Torabi Mahmoud, Rosychuk Rhonda J
Department of Pediatrics, University of Alberta, Edmonton, Alberta, Canada.
Int J Health Geogr. 2008 Dec 12;7:61. doi: 10.1186/1476-072X-7-61.
In geographic surveillance of disease, areas with large numbers of disease cases are to be identified so that investigations of the causes of high disease rates can be pursued. Areas with high rates are called disease clusters and statistical cluster detection tests are used to identify geographic areas with higher disease rates than expected by chance alone. Typically cluster detection tests are applied to incident or prevalent cases of disease, but surveillance of disease-related events, where an individual may have multiple events, may also be of interest. Previously, a compound Poisson approach that detects clusters of events by testing individual areas that may be combined with their neighbours has been proposed. However, the relevant probabilities from the compound Poisson distribution are obtained from a recursion relation that can be cumbersome if the number of events are large or analyses by strata are performed. We propose a simpler approach that uses an approximate normal distribution. This method is very easy to implement and is applicable to situations where the population sizes are large and the population distribution by important strata may differ by area. We demonstrate the approach on pediatric self-inflicted injury presentations to emergency departments and compare the results for probabilities based on the recursion and the normal approach. We also implement a Monte Carlo simulation to study the performance of the proposed approach.

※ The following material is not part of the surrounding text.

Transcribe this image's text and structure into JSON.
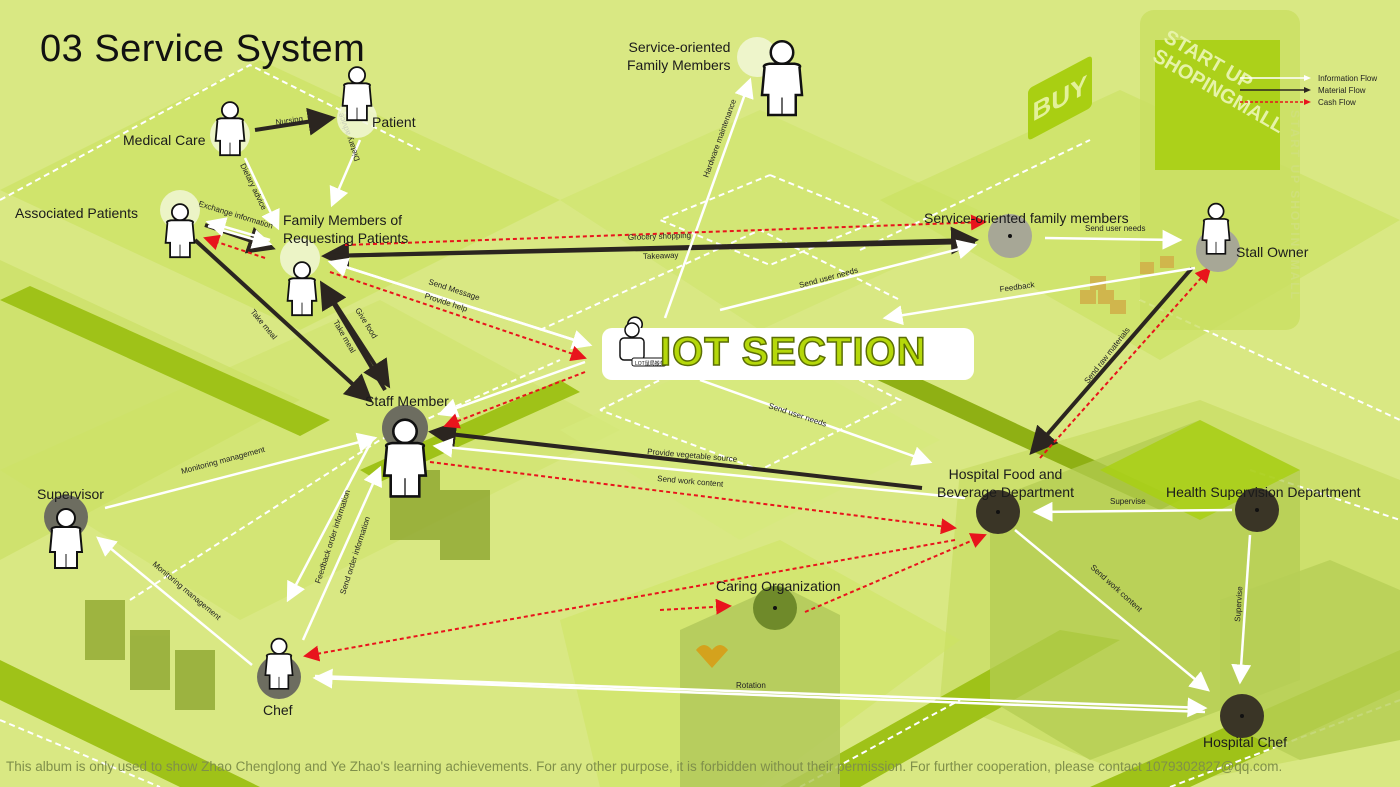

In a self-inflicted injury data example, the normal approach identifies twelve out of thirteen of the same clusters as the compound Poisson approach, noting that the compound Poisson method detects twelve significant clusters in total. Through simulation studies, the normal approach well approximates the compound Poisson approach for a variety of different population sizes and case and event thresholds.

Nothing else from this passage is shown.